Le gouvernement veut réduire les exonérations de charges des micro-entrepreneurs 

Alors que les créations de micro-entreprises ont fortement augmenté (+28% en 2018), le gouvernement s'apprête à introduire dans le projet de loi de finances 2020 une disposition visant à limiter les conséquences budgétaires de ce phénomène Dans le viseur, les trois années de charges sociales réduites dont bénéficient les micro-entrepreneurs. Ceux-ci ne paient en effet qu'un quart de leurs cotisations la première année d'exercice, 50% la deuxième, 75 % la troisième, et la totalité dès la quatrième année. Si ce dispositif est ancien, il a été généralisé à tous les « micro-créateurs » depuis janvier 2019, suite à une promesse d'Emmanuel Macron. Conséquence de cette extension, le coût des exonérations sociales pour les micro-créateurs, qui était de 250 millions d'euros avant la généralisation, dépasserait 1,4 milliard d'euros si aucune mesure n'était prise. La disposition envisagée par le gouvernement prévoit donc de traiter les micro-entrepreneurs comme les autres indépendants à partir de 2020, avec une année blanche. Pour les créateurs déjà engagés dans le dispositif actuel, en 2020 ils auront 25 % d'exonérations si c'est leur deuxième année d'exercice, et 10 % si c'est la troisième. Avec ce système, l'Etat pourrait économiser 200 millions d'euros en 2020 et 600 millions en 2022. 
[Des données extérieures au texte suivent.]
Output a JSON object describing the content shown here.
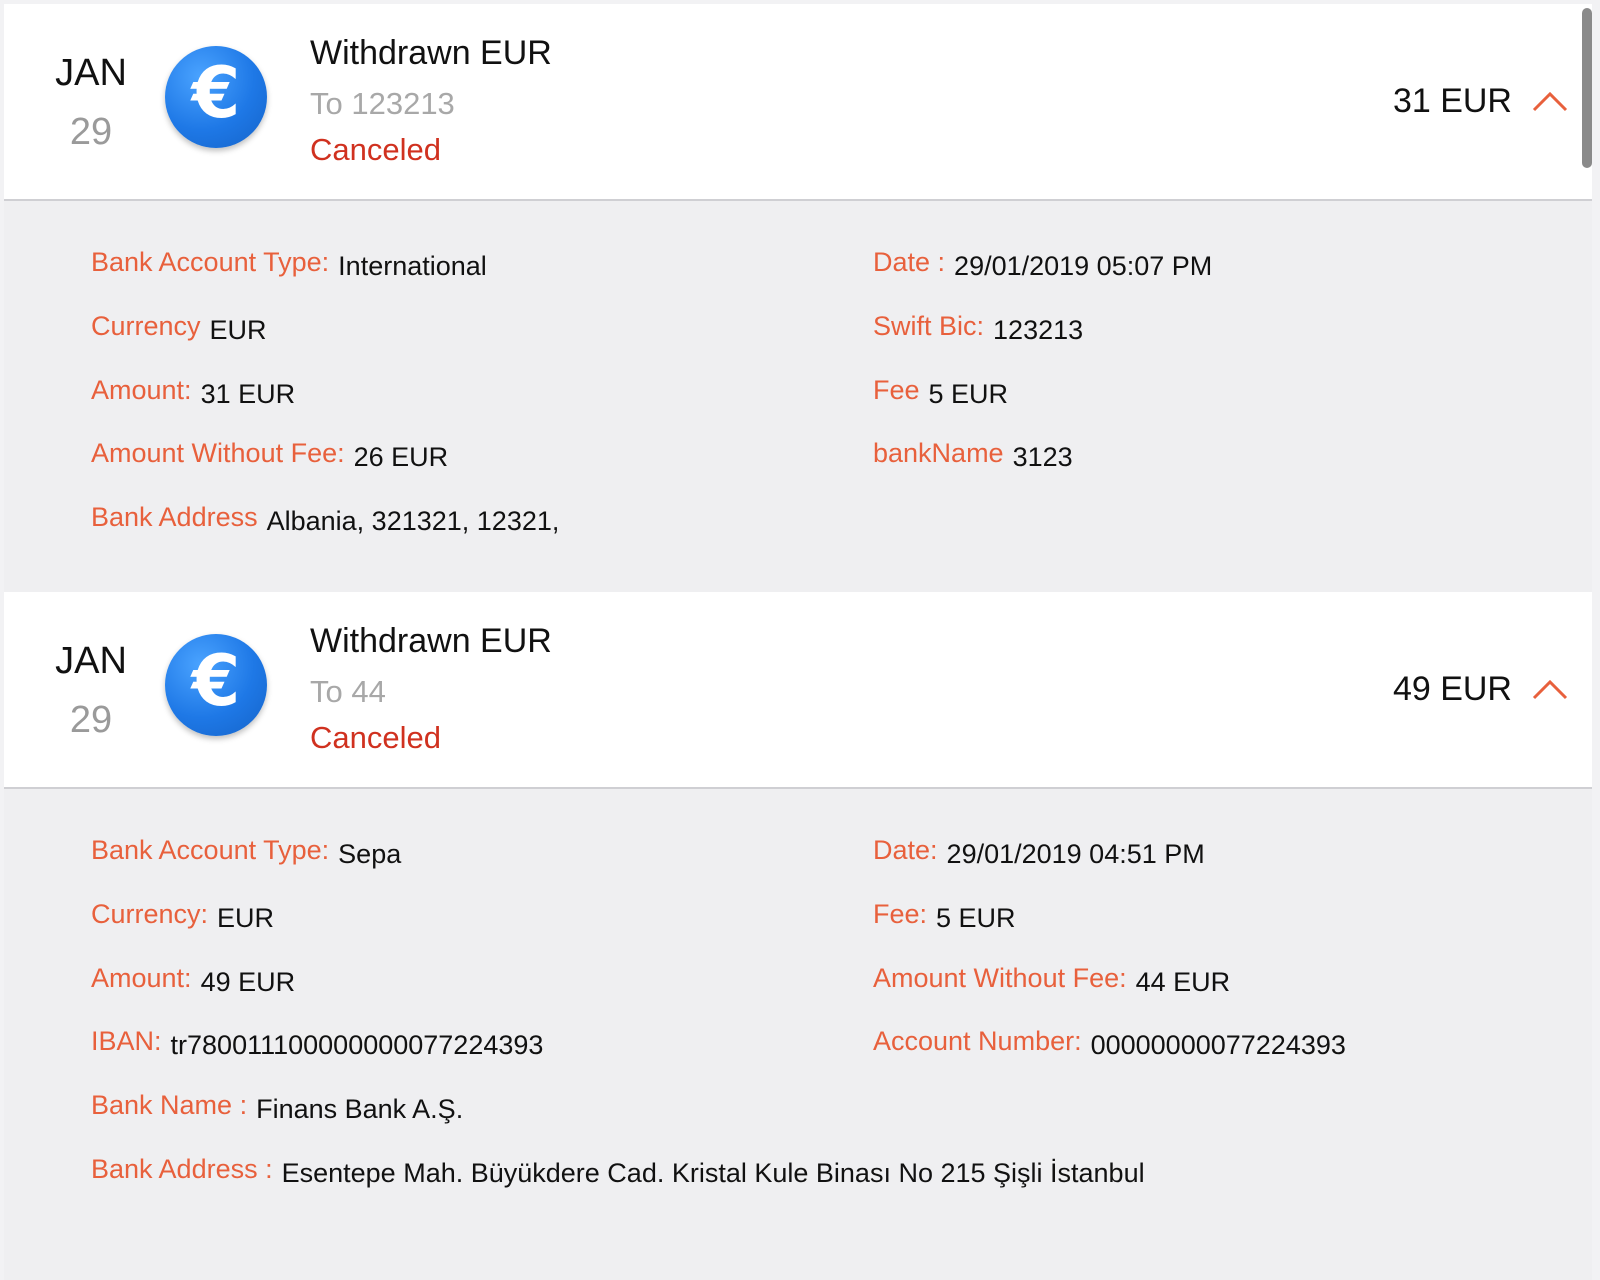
{
  "transactions": [
    {
      "month": "JAN",
      "day": "29",
      "title": "Withdrawn EUR",
      "recipient": "To 123213",
      "status": "Canceled",
      "amount": "31 EUR",
      "currency_symbol": "€",
      "details": {
        "bank_account_type_label": "Bank Account Type:",
        "bank_account_type": "International",
        "date_label": "Date :",
        "date": "29/01/2019 05:07 PM",
        "currency_label": "Currency",
        "currency": "EUR",
        "swift_label": "Swift Bic:",
        "swift": "123213",
        "amount_label": "Amount:",
        "amount": "31 EUR",
        "fee_label": "Fee",
        "fee": "5 EUR",
        "amount_without_fee_label": "Amount Without Fee:",
        "amount_without_fee": "26 EUR",
        "bank_name_label": "bankName",
        "bank_name": "3123",
        "bank_address_label": "Bank Address",
        "bank_address": "Albania, 321321, 12321,"
      }
    },
    {
      "month": "JAN",
      "day": "29",
      "title": "Withdrawn EUR",
      "recipient": "To 44",
      "status": "Canceled",
      "amount": "49 EUR",
      "currency_symbol": "€",
      "details": {
        "bank_account_type_label": "Bank Account Type:",
        "bank_account_type": "Sepa",
        "date_label": "Date:",
        "date": "29/01/2019 04:51 PM",
        "currency_label": "Currency:",
        "currency": "EUR",
        "fee_label": "Fee:",
        "fee": "5 EUR",
        "amount_label": "Amount:",
        "amount": "49 EUR",
        "amount_without_fee_label": "Amount Without Fee:",
        "amount_without_fee": "44 EUR",
        "iban_label": "IBAN:",
        "iban": "tr780011100000000077224393",
        "account_number_label": "Account Number:",
        "account_number": "00000000077224393",
        "bank_name_label": "Bank Name :",
        "bank_name": "Finans Bank A.Ş.",
        "bank_address_label": "Bank Address :",
        "bank_address": "Esentepe Mah. Büyükdere Cad. Kristal Kule Binası No 215 Şişli İstanbul"
      }
    }
  ],
  "colors": {
    "label": "#e8603c",
    "status_canceled": "#d0311f",
    "coin_blue": "#1e78e6",
    "details_bg": "#efeff1"
  },
  "icons": {
    "coin": "euro-coin-icon",
    "toggle": "chevron-up-icon"
  }
}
Risques professionnels : 17 types d'aides pour les très petites entreprises 

D'après la branche "accidents du travail et maladies professionnelles" (AT-MP) de l'Assurance maladie, dix-sept subventions sont désormais proposées aux entreprises de moins de 50 salariés pour les aider à prévenir les risques professionnels. Ces aides, ouvertes jusqu'à fin 2020, peuvent financer l'achat de matériel ou faciliter l'investissement dans des solutions de prévention (diagnostic des risques, formations). Si toutes les entreprises sont concernées, plusieurs secteurs d'activité sont particulièrement ciblés en raison de leur fort taux d'accidents et de maladies liées au travail : transport et logistique, BTP, métallurgie, industrie agroalimentaire, hôtellerie et restauration, aides et soins à la personne, propreté et nettoyage, réparation automobile et contrôle technique, coiffure. Pour être financées, les installations doivent être conformes aux normes en vigueur ainsi qu'à un cahier des charges défini par l'Assurance maladie.